The tracking tags that are required as part of METRC, the seed-to-sale marijuana tracking system the CCC uses, were another popular topic of comments Thursday. Matt Allen, CEO of MA Craft Cultivation and its outdoor marijuana farm in Colrain, asked the commission to no longer require the METRC tracking tags be placed on autoflowers, cannabis plants that flower early and therefore remain fairly small.
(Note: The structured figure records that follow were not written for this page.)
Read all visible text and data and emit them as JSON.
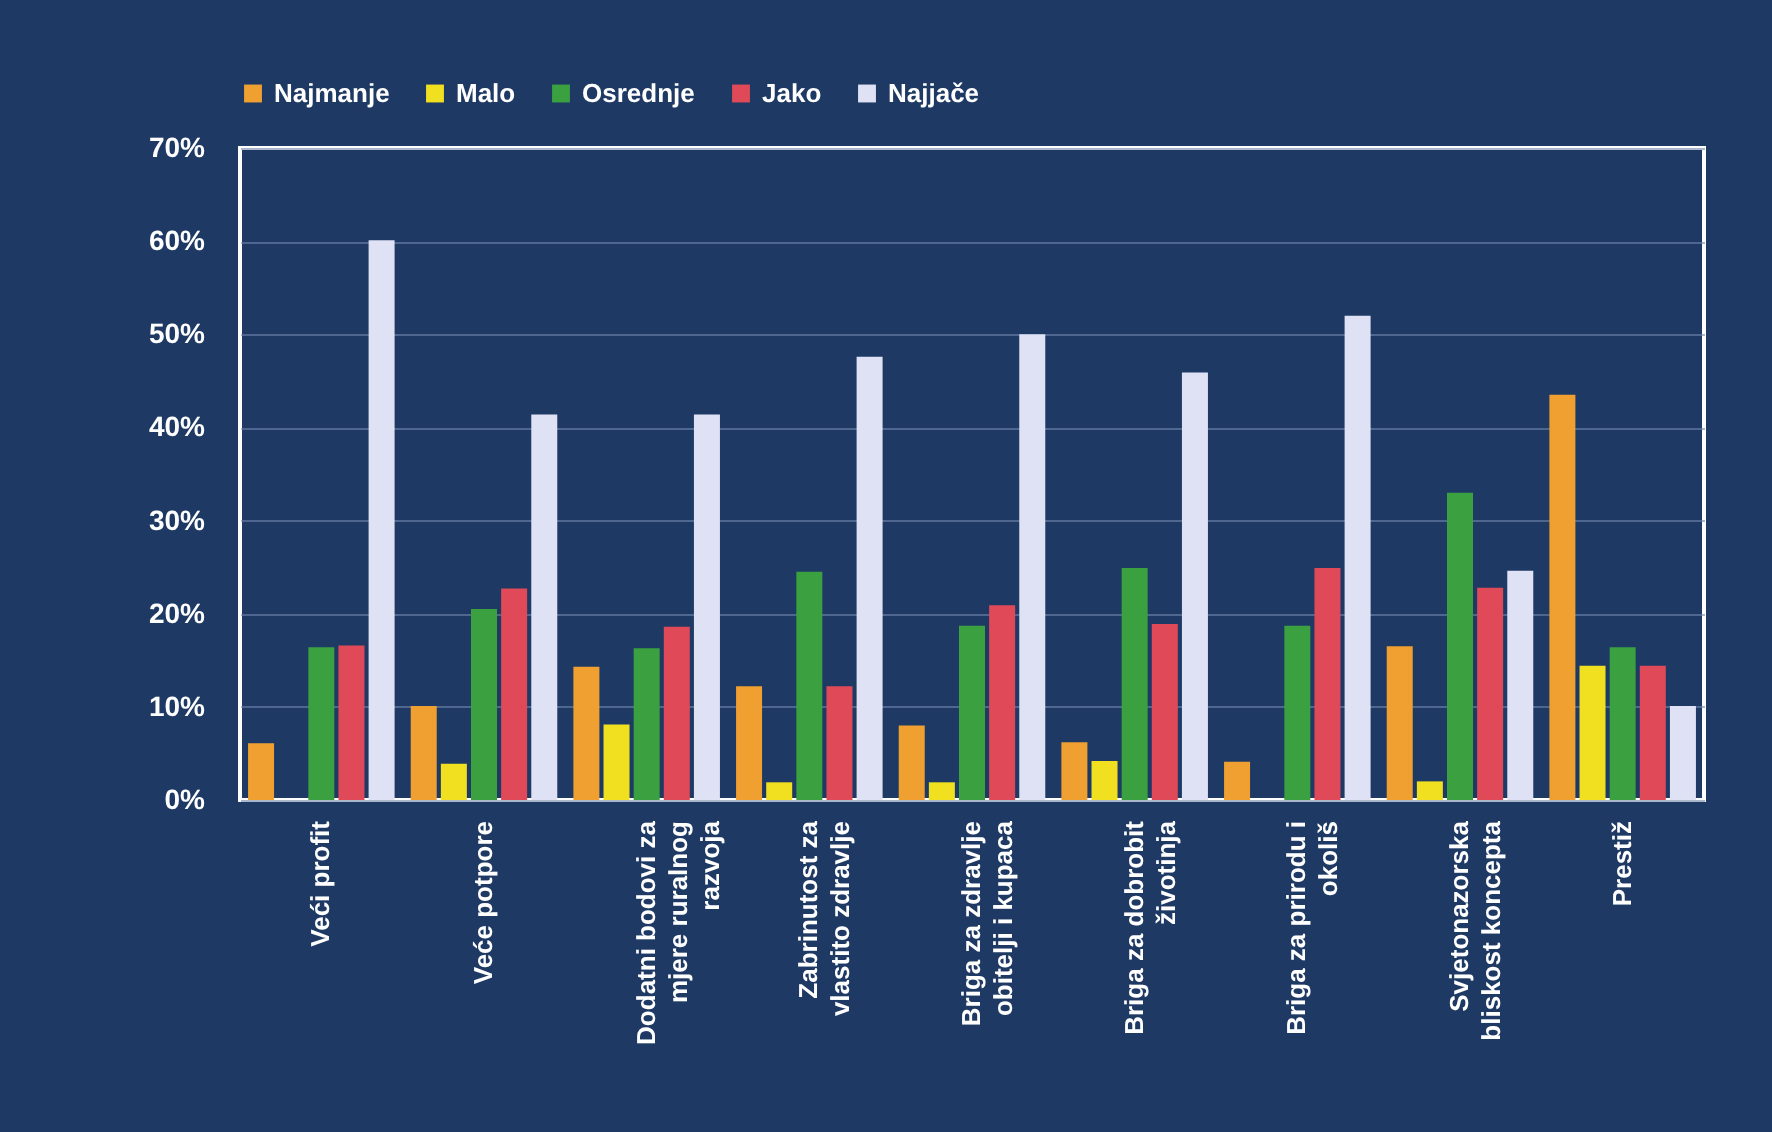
{
  "chart_data": {
    "type": "bar",
    "categories": [
      "Veći profit",
      "Veće potpore",
      "Dodatni bodovi za mjere ruralnog razvoja",
      "Zabrinutost za vlastito zdravlje",
      "Briga za zdravlje obitelji i kupaca",
      "Briga za dobrobit životinja",
      "Briga za prirodu i okoliš",
      "Svjetonazorska bliskost koncepta",
      "Prestiž"
    ],
    "series": [
      {
        "name": "Najmanje",
        "color": "#f0a030",
        "values": [
          6.1,
          10.1,
          14.3,
          12.2,
          8.0,
          6.2,
          4.1,
          16.5,
          43.5
        ]
      },
      {
        "name": "Malo",
        "color": "#f0e020",
        "values": [
          0,
          3.9,
          8.1,
          1.9,
          1.9,
          4.2,
          0,
          2.0,
          14.4
        ]
      },
      {
        "name": "Osrednje",
        "color": "#3aa040",
        "values": [
          16.4,
          20.5,
          16.3,
          24.5,
          18.7,
          24.9,
          18.7,
          33.0,
          16.4
        ]
      },
      {
        "name": "Jako",
        "color": "#e04a58",
        "values": [
          16.6,
          22.7,
          18.6,
          12.2,
          20.9,
          18.9,
          24.9,
          22.8,
          14.4
        ]
      },
      {
        "name": "Najjače",
        "color": "#dfe2f4",
        "values": [
          60.1,
          41.4,
          41.4,
          47.6,
          50.0,
          45.9,
          52.0,
          24.6,
          10.1
        ]
      }
    ],
    "ylim": [
      0,
      70
    ],
    "yticks": [
      {
        "value": 0,
        "label": "0%"
      },
      {
        "value": 10,
        "label": "10%"
      },
      {
        "value": 20,
        "label": "20%"
      },
      {
        "value": 30,
        "label": "30%"
      },
      {
        "value": 40,
        "label": "40%"
      },
      {
        "value": 50,
        "label": "50%"
      },
      {
        "value": 60,
        "label": "60%"
      },
      {
        "value": 70,
        "label": "70%"
      }
    ],
    "grid": "y",
    "legend": "top"
  }
}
He said the tags weigh the small plants down, blow around in the wind and can damage the crops.

Nick Rosati, co-founder and COO of High Plains Farm in Plainfield, said his company grows outdoors and tries to run "a real sustainable practice." But the METRC tags, he said, are "one of the least sustainable things we deal with."

"So if I grow 5,000 plants throughout the course of a year, that's 5,000 METRC tags at 45 cents a piece, or about $2,500 after the cost of tax and shipping associated with them," he said. "Every one of them is RFID. None of them are recyclable. So multiply me times every other indoor grower and outdoor grower in Massachusetts, that's a lot of RFID pieces of plastic ending up in a landfill every single year."

Roy said that she had heard from METRC that the company "was doing a pilot with hemp-derived tags," but she did not know the status or outcome of that trial.